Australia is fortunate in this regard. A root-and-branch review of Australian competition law was enacted in 2017 with the passage of the Competition and Consumer Amendment (Competition Policy Review) Bill and the Competition and Consumer Amendment (Misuse of Market Power) Bill 2017. These two amendments brought Australian law into line with other jurisdictions. In particular, they updated our laws on concerted practices and exclusionary provisions.
Section 46 of the Competition and Consumer Act 2010 (CCA) now prohibits a firm with a substantial degree of market power from engaging in conduct that has the purpose, effect or likely effect of substantially lessening competition in a market. To competition practitioners, this is an easy concept to gauge, as is the principle that the law is not designed to prohibit a firm from obtaining a substantial degree of market power but is designed to stop a firm from misusing that power. It is really about making sure that everyone has an equal opportunity to compete.
Then we have the competition impact of big data.

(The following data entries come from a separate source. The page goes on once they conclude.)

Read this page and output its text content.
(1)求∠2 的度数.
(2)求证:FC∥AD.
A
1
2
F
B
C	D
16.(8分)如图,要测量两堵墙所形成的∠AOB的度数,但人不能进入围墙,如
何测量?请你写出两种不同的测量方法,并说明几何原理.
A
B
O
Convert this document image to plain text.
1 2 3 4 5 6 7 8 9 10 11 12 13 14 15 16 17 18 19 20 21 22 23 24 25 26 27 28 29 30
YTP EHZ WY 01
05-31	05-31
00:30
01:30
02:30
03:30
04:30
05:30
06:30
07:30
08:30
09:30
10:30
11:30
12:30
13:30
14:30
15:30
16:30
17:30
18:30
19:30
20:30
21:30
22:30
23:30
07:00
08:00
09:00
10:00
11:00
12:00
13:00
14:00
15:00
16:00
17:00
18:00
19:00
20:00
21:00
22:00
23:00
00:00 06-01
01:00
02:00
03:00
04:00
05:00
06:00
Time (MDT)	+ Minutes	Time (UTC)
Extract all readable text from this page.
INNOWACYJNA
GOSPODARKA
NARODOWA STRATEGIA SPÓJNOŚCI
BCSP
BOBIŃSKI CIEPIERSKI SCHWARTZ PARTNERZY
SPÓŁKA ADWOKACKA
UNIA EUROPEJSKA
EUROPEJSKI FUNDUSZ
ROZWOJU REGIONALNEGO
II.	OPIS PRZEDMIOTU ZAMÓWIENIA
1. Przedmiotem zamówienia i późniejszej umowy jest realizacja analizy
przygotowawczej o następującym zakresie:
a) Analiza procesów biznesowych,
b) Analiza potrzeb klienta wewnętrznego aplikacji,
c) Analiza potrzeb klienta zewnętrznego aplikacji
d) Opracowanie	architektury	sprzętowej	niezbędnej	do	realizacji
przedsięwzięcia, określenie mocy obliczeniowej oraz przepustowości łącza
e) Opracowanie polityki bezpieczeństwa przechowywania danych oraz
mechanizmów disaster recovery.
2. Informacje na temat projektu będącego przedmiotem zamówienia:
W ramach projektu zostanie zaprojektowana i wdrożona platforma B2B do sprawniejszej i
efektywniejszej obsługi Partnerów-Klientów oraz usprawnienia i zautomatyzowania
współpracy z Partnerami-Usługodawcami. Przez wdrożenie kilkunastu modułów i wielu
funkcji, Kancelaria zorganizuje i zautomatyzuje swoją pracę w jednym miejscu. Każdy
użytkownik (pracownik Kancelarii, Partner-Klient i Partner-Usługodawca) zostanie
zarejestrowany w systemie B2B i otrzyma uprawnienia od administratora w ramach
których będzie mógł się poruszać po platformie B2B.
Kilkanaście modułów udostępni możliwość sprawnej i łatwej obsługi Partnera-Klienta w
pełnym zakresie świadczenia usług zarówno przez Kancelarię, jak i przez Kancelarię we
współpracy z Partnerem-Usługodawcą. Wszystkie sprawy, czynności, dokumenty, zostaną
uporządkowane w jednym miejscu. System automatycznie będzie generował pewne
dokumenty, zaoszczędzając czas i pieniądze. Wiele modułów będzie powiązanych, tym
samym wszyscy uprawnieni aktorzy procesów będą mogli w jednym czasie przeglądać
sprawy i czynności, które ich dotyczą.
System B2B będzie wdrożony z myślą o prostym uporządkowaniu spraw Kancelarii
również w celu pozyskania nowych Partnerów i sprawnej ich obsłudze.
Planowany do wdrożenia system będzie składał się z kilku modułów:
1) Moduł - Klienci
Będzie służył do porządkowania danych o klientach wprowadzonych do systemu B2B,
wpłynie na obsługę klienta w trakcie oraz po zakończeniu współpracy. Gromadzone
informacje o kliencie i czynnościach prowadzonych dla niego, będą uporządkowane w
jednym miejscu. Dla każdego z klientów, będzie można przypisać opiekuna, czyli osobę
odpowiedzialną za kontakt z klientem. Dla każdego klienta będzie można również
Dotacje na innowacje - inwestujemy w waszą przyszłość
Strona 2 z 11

Competition issues related to big data are the result of increasingly accurate algorithms which are being refined every day to better understand us as consumers. The aim is to know us better than we know ourselves and therefore be able to predict our actions before we even consider making them. Vastly improved data capture, processing speed and developments in machine learning are reshaping the way our economy functions, creating new industries in data-driven innovation that raise significant competition issues.
Big data is affecting our lives far beyond news. There are significantly broader competition issues. In response, the ACCC is considering cases where algorithms are deployed as a tool to facilitate conduct which may contravene Australian competition law and we have established a specialist team to – among other things – analyse algorithms and their competition implications.
Artificial intelligence has been a recent focus of the OECD Competition Committee, and the ACCC is co-chair of the International Competition Network’s Unilateral Conduct Working Group, which has been focusing on online competition issues for some time. Through this work, we have identified a number of areas where competition issues may arise, the most obvious is the market power of online platforms but traditional competition issues, such as collusion, also remain of enduring concern.
Competition analysts have argued that, in the right market conditions, pricing algorithms may be used to engage more effectively in, and sustain, collusion, whether ‘tacit’ or not, reducing competition but without contravening competition laws. It has been said that a profit-maximising algorithm will work out the oligopolistic pricing game and, being logical and less prone to flights of fancy, stick to it. To further complicate matters, the development of deep learning and artificial intelligence may mean that companies will not necessarily know how, or why, a machine came to a particular conclusion. To this end, it is argued that if similar algorithms are deployed by competing companies, an anticompetitive equilibrium may be achieved without contravening competition laws.
I am confident, however, that our laws, particularly with the addition of the new concerted practices prohibition, but also the new misuse of market power provisions, can deal with either situation if they substantially lessen competition. In particular, companies will not be able to say: ‘It wasn’t me, my robot did it.’
 Rod Sims is the Chair of the Australian Competition and Consumer Commission.